Oral History Transcripts Online

Sarah McNair Vosmeier, May 2015

The following are just a few oral history collections available online:

American Life Histories: Manuscripts from the Federal Writers' Project, 1936-1940
This collection includes nearly 3000 documents in the Library of Congress.  According to the collection description, the essays "chronicle vivid life stories of Americans who lived at the turn of the century and include tales of meeting Billy the Kid, surviving the 1871 Chicago fire, pioneer journeys out West, grueling factory work, and the immigrant experience.. . . The documents often describe the informant’s physical appearance, family, education, income, occupation, political views, religion and mores. Pseudonyms are often substituted for individuals and places named in the narrative texts."

Archives of American Art: Oral History Interviews
This collection includes hundreds of interviews with artists, arranged alphabetically by name (with a few words of background on the artists' medium, location, and dates).

Born in Slavery: Slave Narratives from the Federal Writers' Project, 1936-1938
This collection includes more than 2000 interviews with elderly African Americans who had lived as slaves before the Civil War.

Civil Rights in Mississippi Digital Archives: Civil Rights Oral History (University of Southern Mississippi)
This collection includes hundreds of oral histories with civil rights workers active in Mississippi during the 1960s.

Engineering and Technology History Wiki: List of All Oral Histories
This collection includes hundreds of oral histories.  According to the collection description, the collection preserves "personal memories of pioneers in the electrical, electronics, and computer fields, the technologists who transformed the world in the 20th and 21st centuries.
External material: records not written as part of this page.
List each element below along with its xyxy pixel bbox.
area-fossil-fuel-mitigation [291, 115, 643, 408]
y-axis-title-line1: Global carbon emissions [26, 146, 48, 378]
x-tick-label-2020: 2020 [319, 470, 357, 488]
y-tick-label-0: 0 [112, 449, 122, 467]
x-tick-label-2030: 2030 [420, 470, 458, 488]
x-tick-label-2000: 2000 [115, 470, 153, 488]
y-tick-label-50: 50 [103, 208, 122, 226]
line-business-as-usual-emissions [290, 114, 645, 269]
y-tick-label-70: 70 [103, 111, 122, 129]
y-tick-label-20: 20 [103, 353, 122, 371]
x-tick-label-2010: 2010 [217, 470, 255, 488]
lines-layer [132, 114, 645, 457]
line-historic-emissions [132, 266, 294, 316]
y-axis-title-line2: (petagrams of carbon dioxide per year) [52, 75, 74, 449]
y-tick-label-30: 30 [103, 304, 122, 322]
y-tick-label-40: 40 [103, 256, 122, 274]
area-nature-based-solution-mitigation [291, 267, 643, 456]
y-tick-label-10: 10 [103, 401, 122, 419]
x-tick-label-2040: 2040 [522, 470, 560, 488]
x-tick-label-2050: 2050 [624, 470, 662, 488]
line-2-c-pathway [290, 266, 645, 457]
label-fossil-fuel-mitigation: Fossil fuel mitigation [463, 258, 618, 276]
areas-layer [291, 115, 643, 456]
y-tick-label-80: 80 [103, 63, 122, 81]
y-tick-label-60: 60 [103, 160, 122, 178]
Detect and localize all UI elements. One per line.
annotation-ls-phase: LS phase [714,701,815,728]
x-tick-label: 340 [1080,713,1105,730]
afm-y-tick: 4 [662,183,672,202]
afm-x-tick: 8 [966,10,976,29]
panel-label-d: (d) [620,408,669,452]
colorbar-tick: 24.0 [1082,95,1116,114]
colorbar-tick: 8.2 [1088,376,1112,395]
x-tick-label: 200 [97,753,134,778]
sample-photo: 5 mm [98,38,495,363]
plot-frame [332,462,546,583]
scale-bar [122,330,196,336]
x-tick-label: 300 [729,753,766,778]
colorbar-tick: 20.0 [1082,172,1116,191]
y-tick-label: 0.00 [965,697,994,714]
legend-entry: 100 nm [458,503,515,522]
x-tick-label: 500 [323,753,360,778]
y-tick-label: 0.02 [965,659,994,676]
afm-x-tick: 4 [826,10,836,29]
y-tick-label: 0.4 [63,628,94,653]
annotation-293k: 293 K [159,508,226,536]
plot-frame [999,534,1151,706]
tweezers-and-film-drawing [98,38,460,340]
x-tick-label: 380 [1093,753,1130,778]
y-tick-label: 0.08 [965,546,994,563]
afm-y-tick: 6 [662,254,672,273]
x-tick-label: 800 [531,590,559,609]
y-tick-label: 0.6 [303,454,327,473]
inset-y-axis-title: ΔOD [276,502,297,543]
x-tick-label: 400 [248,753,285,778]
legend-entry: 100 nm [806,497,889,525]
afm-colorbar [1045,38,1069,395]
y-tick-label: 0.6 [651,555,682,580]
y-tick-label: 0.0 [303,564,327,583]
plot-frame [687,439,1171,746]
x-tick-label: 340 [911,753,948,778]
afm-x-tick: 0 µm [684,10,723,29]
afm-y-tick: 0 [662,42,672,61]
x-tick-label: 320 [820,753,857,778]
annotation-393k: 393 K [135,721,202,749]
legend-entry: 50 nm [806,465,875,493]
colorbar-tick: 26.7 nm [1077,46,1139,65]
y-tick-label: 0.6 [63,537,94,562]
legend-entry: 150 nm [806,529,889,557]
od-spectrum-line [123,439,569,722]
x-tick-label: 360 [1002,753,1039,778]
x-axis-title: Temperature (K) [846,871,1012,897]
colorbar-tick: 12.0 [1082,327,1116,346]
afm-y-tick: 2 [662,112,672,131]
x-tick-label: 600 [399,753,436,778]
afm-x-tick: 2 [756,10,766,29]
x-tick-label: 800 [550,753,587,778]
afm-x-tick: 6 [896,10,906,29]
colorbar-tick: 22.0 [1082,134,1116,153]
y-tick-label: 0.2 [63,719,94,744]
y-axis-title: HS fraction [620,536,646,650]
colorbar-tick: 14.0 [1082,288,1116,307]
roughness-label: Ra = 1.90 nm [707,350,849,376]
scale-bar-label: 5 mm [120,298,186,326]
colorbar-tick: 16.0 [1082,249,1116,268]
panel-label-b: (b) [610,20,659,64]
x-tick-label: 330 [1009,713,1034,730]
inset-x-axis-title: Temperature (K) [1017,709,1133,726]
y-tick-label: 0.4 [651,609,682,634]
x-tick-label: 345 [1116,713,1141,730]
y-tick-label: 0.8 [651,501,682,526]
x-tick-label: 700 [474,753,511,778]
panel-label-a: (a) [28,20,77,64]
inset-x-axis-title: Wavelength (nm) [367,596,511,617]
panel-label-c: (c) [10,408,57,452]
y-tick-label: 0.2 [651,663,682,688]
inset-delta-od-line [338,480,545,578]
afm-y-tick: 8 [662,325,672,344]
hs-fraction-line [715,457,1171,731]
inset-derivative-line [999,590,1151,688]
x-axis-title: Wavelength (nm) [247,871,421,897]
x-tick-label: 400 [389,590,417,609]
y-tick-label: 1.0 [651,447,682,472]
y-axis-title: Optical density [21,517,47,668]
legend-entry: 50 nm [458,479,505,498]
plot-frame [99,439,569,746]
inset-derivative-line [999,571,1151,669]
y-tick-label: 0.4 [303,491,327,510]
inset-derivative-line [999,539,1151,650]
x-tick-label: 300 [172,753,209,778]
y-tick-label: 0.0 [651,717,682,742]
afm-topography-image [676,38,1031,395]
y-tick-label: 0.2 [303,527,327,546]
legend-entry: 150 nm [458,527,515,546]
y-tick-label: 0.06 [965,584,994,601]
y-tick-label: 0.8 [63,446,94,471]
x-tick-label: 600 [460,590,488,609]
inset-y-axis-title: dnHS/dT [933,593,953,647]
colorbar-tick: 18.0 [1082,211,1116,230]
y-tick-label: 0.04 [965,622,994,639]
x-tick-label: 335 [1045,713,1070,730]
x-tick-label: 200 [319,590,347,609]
We also preserve the personal memories of those who have played major roles in the various engineering associations."

Like a Family: The Making of a Southern Cotton Mill World
Fifteen or so interviews on topics related to working in textile mills in the South.

Southern Oral History Program Collection, 1973-2013 (History Department of the University of North Carolina at Chapel Hill)
This collection includes thousands of interviews, organized by topic, state, and interviewee. According to the collection description, interviewers focused on "Southerners who have made significant contributions to various fields of human endeavor. In addition, the Program undertakes special projects with the purpose of rendering historically visible those whose experience is not reflected in traditional written sources."

Kent State Shootings: Oral Histories (Kent State University)
Roughly 200 interviews with eyewitnesses to the May 4, 1970, shootings, organized by subject and interviewees name.

Regional Oral History Office (ROHO), Bancroft Library, UC Berkeley Libraries
A "vast" collection of oral history collections, many focused on California.  Featured topics include California artists and writers, Bay Bridge workers, ice cream factory workers, California chefs and winemakers, the Free Speech Movement at UC Berkeley, Portuguese Americans, suffragists, and many more.

Rutgers Oral History Archives
This collection includes hundreds of interviews, mostly with Rutgers University and Douglass College alumni.  The collections focus on contributions made to Rutgers and Douglass, as well as military history (especially World War II), New Jersey history, and women's history.

What Did You Do in the War, Grandma? (Brown University)
The 27 interviews in this collection were conducted with Rhode Island women who served in World War II; high school students conducted the interviews in the 1990s.